It was a balmy day for the last week of October, but inside the cluttered, hectic press office of the Federal Election Commission, it was a muggy 80 degrees. The summerlike temperature couldn't have been anticipated when the air conditioners were turned off in September. So the four staff members had no choice but to go about their business, sweltering under the flimsy breeze of desktop fans.
The business here is elections. For the press office staff -- as for the rest of the FEC -- this is the most frenzied time of their working lives.
An Associated Press ticker tape machine keeps the office in touch with the nation.
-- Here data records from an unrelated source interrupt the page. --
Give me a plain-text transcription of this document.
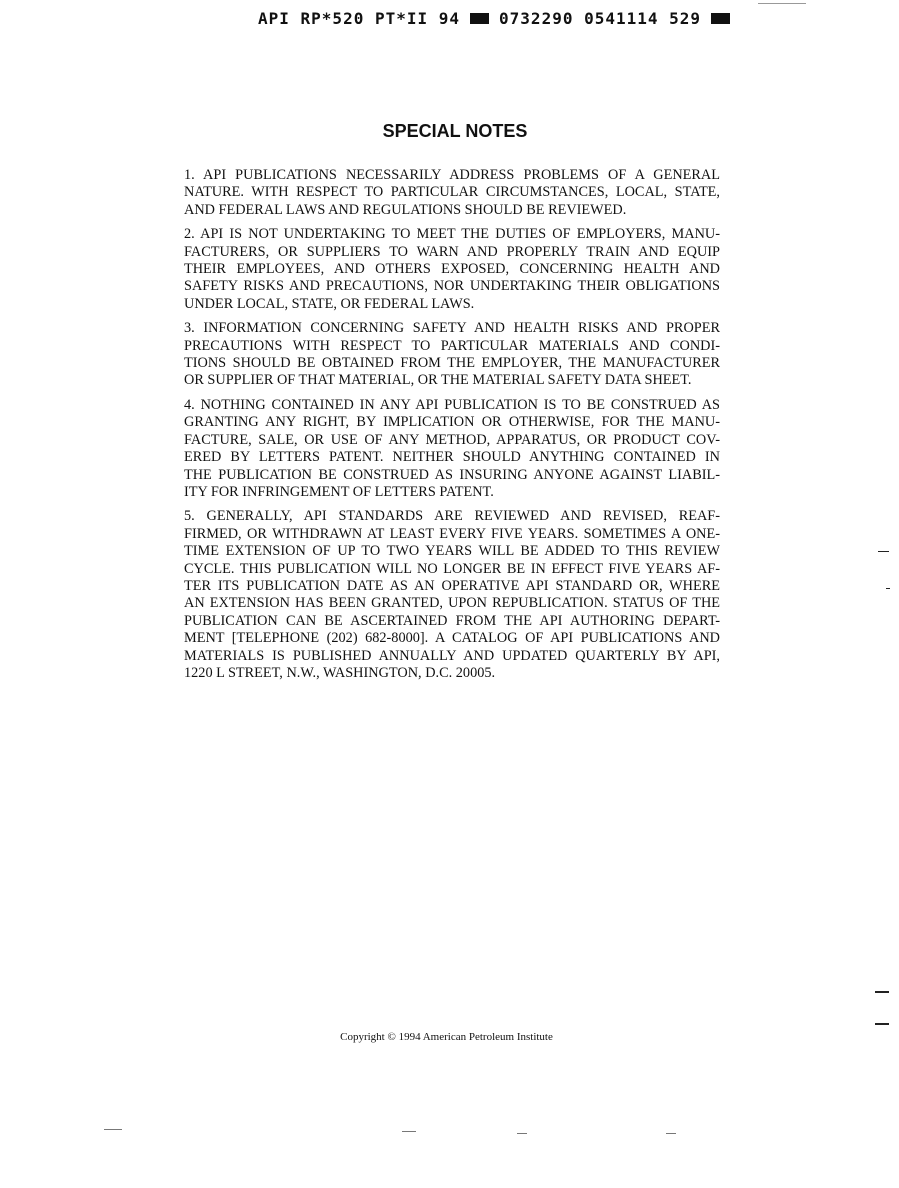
API RP*520 PT*II 94 0732290 0541114 529
SPECIAL NOTES

1. API PUBLICATIONS NECESSARILY ADDRESS PROBLEMS OF A GENERAL
NATURE. WITH RESPECT TO PARTICULAR CIRCUMSTANCES, LOCAL, STATE,
AND FEDERAL LAWS AND REGULATIONS SHOULD BE REVIEWED.

2. API IS NOT UNDERTAKING TO MEET THE DUTIES OF EMPLOYERS, MANU-
FACTURERS, OR SUPPLIERS TO WARN AND PROPERLY TRAIN AND EQUIP
THEIR EMPLOYEES, AND OTHERS EXPOSED, CONCERNING HEALTH AND
SAFETY RISKS AND PRECAUTIONS, NOR UNDERTAKING THEIR OBLIGATIONS
UNDER LOCAL, STATE, OR FEDERAL LAWS.

3. INFORMATION CONCERNING SAFETY AND HEALTH RISKS AND PROPER
PRECAUTIONS WITH RESPECT TO PARTICULAR MATERIALS AND CONDI-
TIONS SHOULD BE OBTAINED FROM THE EMPLOYER, THE MANUFACTURER
OR SUPPLIER OF THAT MATERIAL, OR THE MATERIAL SAFETY DATA SHEET.

4. NOTHING CONTAINED IN ANY API PUBLICATION IS TO BE CONSTRUED AS
GRANTING ANY RIGHT, BY IMPLICATION OR OTHERWISE, FOR THE MANU-
FACTURE, SALE, OR USE OF ANY METHOD, APPARATUS, OR PRODUCT COV-
ERED BY LETTERS PATENT. NEITHER SHOULD ANYTHING CONTAINED IN
THE PUBLICATION BE CONSTRUED AS INSURING ANYONE AGAINST LIABIL-
ITY FOR INFRINGEMENT OF LETTERS PATENT.

5. GENERALLY, API STANDARDS ARE REVIEWED AND REVISED, REAF-
FIRMED, OR WITHDRAWN AT LEAST EVERY FIVE YEARS. SOMETIMES A ONE-
TIME EXTENSION OF UP TO TWO YEARS WILL BE ADDED TO THIS REVIEW
CYCLE. THIS PUBLICATION WILL NO LONGER BE IN EFFECT FIVE YEARS AF-
TER ITS PUBLICATION DATE AS AN OPERATIVE API STANDARD OR, WHERE
AN EXTENSION HAS BEEN GRANTED, UPON REPUBLICATION. STATUS OF THE
PUBLICATION CAN BE ASCERTAINED FROM THE API AUTHORING DEPART-
MENT [TELEPHONE (202) 682-8000]. A CATALOG OF API PUBLICATIONS AND
MATERIALS IS PUBLISHED ANNUALLY AND UPDATED QUARTERLY BY API,
1220 L STREET, N.W., WASHINGTON, D.C. 20005.

Copyright © 1994 American Petroleum Institute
Staff members are busy cutting, splicing and pasting articles from the day's newspapers to compile "News and Views," the FEC news summary that some people have said is Washington's best political digest.
Meanwhile, press officer Fred S. Eiland is busy fielding calls from across the country, mostly from newspaper reporters who need financial information about their local congressional candidates. "Reporters out in the country now have a new source," Eiland said.
The FEC's candidate financial reports have increased in both importance and public attention. Eiland's office now has a mailing list to 150 news organizations in all 50 states -- and the names of candidates whose reports are filed late end up in a news release that is mailed to publications in those candidates' home districts.
The expanded press operation is part of a new "outreach" program designed to make the FEC's resources available outside the Capital Beltway. One experimental program has linked the FEC computer to terminals in a handful of cities across the country so people could have virtually instant access to the candidate financial information now on file in Washington.
FEC staffers also provide information over a toll-free "hot line" to candidates and campaign treasurers who have queries about the nuances of the campaign finance laws. In addition, the agency holds a series of regional workshops every four years to educate prospective candidates. "We advertise it, and we urge anyone who is a candidate or who works for a campaign to attend," Eiland said.
Eiland says he believes that the new outreach efforts have led to "a decline in the number of violations, or alleged violations."
Meanwhile, 21 auditors in the agency's Reports Analysis Division study contribution and expenditure forms to make sure that candidates comply with the law.
Forty attorneys on the general counsel's staff provide the legal expertise for the six commissioners, who must decide cases ranging from Lyndon H. LaRouche's complaint that he was unfairly excluded from a Democratic primary debate in Philadelphia, to whether independent candidates such as John B. Anderson should get federal matching funds. The FEC receives about 100 complaints a year. The legal staff can also initiate proceedings, or give advisory opinions when candidates request them.
The agency has 245 people to collect, analyze and disseminate regular financial reports on 4,000 political action committees and 2,200 candidates. In October alone, there were almost 15,000 reports.
The 10-year-old agency has had a somewhat tortured infancy, with even its supporters wondering until recently whether it would survive.
The commission is in the business of monitoring -- and when need be, challenging -- politicians running for Congress. It is a role that is not designed to endear them to the congressmen who control their budgets between elections.
"Some people philosophically don't believe there should be any control over the election process," Eiland said. "We went through a period when we weren't even sure we would continue to exist."
The Supreme Court once declared the commission, as it was then organized, to be unconstitutional; the Reagan administration, meanwhile, has slashed its budget requests.
Lately, however, the adversity seems to be on the wane. For fiscal 1985, the FEC has received $12.9 million -- still almost a million dollars less than the commission had wanted, but enough to pay for a long-overdue move to offices where the air conditioners, when they're turned on, won't sound like Washington National Airport.
Some say that with record-high spending for Senate and House races this year, more people are willing to concede that there is a need for a watchdog, and that that translates into support for the FEC. Says Eiland: "People in general are becoming more aware that there are federal laws. We feel that now we are a permanent agency.